Talking Avatars Get Real
Today’s digest spans full-duplex speech-motion avatars, portrait animation, outfit-personalized 3D humans, speech-LLM reasoning fixes, and raw-waveform zero-shot TTS. A strong day for more natural voices, more expressive bodies, and better spoken reasoning.
DyaPlex overview: partner speech and motion as input; the agent listens, backchannels, and responds with synchronized speech and motion; application scenarios for human-agent/robot interaction and synthetic dyadic interaction generation. From DyaPlex.

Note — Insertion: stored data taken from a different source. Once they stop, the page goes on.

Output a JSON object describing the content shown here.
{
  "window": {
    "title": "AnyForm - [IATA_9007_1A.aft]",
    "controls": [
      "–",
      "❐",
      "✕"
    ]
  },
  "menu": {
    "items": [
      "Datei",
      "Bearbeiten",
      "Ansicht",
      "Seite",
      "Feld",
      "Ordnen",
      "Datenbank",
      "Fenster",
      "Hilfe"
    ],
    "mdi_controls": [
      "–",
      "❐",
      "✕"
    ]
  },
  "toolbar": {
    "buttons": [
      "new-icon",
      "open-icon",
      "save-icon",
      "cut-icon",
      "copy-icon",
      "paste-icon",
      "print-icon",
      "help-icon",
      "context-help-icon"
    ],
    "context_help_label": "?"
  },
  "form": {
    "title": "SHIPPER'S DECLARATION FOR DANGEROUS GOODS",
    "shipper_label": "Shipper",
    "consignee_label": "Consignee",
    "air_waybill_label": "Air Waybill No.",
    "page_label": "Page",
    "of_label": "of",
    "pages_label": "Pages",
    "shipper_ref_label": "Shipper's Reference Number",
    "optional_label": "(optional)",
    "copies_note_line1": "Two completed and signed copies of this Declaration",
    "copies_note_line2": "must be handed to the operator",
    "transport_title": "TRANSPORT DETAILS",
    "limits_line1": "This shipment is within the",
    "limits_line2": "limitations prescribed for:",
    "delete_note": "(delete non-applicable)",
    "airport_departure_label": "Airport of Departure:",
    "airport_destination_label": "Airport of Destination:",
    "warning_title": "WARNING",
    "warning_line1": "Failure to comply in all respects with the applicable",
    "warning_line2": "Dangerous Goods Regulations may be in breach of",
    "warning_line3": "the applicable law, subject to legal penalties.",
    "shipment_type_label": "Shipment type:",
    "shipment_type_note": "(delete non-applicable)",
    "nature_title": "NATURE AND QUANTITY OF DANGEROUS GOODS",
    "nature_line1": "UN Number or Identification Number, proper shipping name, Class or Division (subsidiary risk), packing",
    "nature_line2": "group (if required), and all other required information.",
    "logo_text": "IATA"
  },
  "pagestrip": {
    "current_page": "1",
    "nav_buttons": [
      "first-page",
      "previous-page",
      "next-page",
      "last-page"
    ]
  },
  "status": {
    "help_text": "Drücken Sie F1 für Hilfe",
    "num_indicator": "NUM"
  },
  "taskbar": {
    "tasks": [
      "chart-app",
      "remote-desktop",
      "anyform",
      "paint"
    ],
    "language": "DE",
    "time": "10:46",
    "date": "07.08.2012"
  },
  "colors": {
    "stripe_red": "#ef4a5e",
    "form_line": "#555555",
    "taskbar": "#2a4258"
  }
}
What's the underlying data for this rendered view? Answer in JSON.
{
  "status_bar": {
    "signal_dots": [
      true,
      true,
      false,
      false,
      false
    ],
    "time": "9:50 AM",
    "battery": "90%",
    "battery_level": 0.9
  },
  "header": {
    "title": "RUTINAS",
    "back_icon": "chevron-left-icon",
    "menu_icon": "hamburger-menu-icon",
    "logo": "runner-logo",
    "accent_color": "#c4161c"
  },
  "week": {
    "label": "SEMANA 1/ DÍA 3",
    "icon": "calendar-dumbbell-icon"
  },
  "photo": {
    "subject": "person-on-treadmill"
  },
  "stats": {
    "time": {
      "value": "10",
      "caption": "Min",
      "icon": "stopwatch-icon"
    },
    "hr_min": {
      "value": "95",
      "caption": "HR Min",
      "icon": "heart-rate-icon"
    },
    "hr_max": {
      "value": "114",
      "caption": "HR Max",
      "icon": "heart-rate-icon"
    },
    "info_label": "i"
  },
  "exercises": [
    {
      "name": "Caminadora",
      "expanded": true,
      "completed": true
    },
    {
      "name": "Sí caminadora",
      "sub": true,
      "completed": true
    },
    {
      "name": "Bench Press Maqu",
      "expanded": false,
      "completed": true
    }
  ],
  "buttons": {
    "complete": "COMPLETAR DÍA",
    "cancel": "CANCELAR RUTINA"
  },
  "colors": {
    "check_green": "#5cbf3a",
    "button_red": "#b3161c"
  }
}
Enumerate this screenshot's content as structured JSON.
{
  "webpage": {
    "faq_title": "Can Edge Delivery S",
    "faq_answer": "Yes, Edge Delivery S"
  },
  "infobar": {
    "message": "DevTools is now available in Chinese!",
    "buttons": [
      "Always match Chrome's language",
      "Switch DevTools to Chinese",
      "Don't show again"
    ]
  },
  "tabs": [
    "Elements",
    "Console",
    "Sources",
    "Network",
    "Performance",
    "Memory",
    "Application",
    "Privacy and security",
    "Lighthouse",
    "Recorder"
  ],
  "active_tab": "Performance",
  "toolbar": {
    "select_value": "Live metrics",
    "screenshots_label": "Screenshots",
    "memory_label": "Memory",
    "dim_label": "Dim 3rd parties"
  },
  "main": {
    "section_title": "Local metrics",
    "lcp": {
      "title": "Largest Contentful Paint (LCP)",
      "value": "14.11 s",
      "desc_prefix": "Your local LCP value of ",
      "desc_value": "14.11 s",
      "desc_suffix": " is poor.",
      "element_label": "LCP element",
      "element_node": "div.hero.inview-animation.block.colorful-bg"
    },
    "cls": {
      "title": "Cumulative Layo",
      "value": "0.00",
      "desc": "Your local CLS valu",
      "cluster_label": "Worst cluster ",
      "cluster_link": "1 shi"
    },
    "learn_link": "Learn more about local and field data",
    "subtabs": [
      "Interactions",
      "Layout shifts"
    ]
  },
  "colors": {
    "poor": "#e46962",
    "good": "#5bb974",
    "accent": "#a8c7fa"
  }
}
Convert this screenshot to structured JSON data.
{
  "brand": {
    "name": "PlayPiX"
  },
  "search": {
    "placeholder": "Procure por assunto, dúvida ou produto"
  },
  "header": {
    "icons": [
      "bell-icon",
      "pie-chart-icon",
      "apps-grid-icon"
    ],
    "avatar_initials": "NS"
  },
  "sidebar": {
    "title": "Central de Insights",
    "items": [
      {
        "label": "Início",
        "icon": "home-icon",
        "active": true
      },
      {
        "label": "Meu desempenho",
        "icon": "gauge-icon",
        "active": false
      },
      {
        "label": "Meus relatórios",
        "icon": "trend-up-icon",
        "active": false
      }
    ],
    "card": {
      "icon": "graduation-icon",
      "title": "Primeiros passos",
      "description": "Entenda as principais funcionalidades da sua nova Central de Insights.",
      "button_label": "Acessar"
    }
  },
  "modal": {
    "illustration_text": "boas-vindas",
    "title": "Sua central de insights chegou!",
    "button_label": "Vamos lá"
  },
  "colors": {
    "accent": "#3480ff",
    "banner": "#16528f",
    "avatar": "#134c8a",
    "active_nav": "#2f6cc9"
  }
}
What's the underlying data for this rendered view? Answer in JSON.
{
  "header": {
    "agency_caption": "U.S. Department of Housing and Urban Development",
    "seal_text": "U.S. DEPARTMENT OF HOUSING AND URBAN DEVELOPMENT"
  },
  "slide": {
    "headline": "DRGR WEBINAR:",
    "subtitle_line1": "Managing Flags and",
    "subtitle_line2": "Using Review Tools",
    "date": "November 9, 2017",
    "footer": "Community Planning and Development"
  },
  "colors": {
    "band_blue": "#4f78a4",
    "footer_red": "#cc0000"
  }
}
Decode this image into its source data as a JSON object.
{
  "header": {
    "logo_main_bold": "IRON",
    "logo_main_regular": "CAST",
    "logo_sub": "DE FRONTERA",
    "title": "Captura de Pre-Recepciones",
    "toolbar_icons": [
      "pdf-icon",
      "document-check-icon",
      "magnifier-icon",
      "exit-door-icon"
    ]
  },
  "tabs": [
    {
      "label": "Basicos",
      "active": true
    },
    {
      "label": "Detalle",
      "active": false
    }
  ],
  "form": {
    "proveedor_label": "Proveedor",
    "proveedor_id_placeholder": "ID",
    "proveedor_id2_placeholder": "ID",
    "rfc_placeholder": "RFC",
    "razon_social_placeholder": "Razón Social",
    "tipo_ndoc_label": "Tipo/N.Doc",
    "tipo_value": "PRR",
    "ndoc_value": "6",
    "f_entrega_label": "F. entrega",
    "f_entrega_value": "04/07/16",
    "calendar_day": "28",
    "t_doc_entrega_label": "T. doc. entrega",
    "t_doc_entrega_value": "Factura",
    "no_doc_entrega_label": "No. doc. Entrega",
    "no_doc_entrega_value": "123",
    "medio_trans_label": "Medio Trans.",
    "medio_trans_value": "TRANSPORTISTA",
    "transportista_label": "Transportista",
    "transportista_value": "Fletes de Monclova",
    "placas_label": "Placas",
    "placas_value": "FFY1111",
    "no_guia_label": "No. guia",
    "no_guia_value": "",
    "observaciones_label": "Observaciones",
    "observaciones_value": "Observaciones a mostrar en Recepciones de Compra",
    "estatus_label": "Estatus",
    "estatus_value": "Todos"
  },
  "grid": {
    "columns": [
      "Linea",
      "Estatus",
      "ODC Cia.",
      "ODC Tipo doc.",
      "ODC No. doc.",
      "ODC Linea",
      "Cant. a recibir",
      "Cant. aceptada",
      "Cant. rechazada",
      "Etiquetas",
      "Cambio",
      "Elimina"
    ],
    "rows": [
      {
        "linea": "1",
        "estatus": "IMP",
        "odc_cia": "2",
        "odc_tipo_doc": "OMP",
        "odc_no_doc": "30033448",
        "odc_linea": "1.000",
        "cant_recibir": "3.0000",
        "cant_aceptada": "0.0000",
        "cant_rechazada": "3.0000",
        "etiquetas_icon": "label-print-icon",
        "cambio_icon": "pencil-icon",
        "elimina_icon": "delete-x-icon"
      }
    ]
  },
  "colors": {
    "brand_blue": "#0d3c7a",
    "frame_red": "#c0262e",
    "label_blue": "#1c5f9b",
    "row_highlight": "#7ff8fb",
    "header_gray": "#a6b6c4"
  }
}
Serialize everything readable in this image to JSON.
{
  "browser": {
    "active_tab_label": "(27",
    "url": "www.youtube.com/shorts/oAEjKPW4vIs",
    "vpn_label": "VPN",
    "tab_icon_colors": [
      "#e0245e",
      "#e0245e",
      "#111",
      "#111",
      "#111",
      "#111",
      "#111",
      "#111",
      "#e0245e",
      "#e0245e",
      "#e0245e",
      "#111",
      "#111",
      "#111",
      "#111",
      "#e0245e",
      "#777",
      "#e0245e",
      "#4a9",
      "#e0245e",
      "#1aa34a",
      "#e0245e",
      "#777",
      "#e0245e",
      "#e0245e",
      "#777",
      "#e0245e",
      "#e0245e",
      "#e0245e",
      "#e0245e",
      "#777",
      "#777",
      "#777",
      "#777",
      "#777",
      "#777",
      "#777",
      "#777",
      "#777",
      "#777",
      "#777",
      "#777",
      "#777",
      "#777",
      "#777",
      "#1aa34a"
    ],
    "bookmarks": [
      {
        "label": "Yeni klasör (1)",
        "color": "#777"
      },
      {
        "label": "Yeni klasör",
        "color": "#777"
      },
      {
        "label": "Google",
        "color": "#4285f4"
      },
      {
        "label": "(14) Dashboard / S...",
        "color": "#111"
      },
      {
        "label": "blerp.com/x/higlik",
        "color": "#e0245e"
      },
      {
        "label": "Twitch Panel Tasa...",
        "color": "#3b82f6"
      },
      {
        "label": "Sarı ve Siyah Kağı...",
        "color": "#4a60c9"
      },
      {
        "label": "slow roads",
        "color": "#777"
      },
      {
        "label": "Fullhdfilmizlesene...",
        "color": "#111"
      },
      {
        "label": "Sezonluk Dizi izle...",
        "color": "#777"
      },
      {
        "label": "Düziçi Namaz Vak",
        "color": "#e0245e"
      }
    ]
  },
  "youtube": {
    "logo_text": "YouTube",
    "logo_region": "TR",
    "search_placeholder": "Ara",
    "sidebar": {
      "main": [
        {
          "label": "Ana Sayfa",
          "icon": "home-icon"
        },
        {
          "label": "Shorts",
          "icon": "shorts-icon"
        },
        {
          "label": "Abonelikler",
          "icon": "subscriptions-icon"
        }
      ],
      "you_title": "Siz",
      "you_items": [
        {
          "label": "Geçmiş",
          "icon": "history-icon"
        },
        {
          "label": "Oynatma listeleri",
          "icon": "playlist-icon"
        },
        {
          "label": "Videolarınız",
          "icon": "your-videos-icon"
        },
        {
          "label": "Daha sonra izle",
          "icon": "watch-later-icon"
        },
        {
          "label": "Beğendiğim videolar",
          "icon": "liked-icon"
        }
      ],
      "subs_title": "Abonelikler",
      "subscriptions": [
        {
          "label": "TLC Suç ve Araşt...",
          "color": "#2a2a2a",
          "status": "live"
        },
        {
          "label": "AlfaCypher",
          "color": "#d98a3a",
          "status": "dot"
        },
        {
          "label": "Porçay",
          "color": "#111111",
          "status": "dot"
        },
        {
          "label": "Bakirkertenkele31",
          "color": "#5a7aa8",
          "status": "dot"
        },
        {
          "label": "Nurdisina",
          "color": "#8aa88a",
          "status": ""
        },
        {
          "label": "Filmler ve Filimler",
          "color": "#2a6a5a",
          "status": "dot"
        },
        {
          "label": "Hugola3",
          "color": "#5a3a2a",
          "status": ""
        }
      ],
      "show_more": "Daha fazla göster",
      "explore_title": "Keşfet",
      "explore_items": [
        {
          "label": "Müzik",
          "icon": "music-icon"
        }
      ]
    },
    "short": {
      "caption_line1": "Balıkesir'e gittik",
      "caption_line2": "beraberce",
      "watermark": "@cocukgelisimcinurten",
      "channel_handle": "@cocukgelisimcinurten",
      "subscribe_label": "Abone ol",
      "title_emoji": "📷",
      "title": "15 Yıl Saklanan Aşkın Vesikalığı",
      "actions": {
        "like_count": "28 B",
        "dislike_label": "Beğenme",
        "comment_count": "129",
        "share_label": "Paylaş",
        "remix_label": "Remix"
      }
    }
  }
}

Talking Avatars & Embodied Interaction
DyaPlex
DyaPlex: Full-Duplex Speech-Motion Model for Dyadic Interaction
DyaPlex is a streaming full-duplex model that generates synchronized speech and full-body motion for dyadic interactions. It perceives and responds to both partners' speech and motion in real time, enabling natural continuous communication with improved multi-modal coherence for conversational AI agents.
Mamba-Enhanced Implicit Motion
Mamba-Enhanced Implicit Motion Learning for Audio-Driven Portrait Animation
A two-stage implicit motion learning framework for audio-driven portrait animation. It predicts detailed motion features without explicit landmarks using Mamba-enhanced diffusion, delivering high-quality, coherent talking-head and gesture animations from a single image and audio.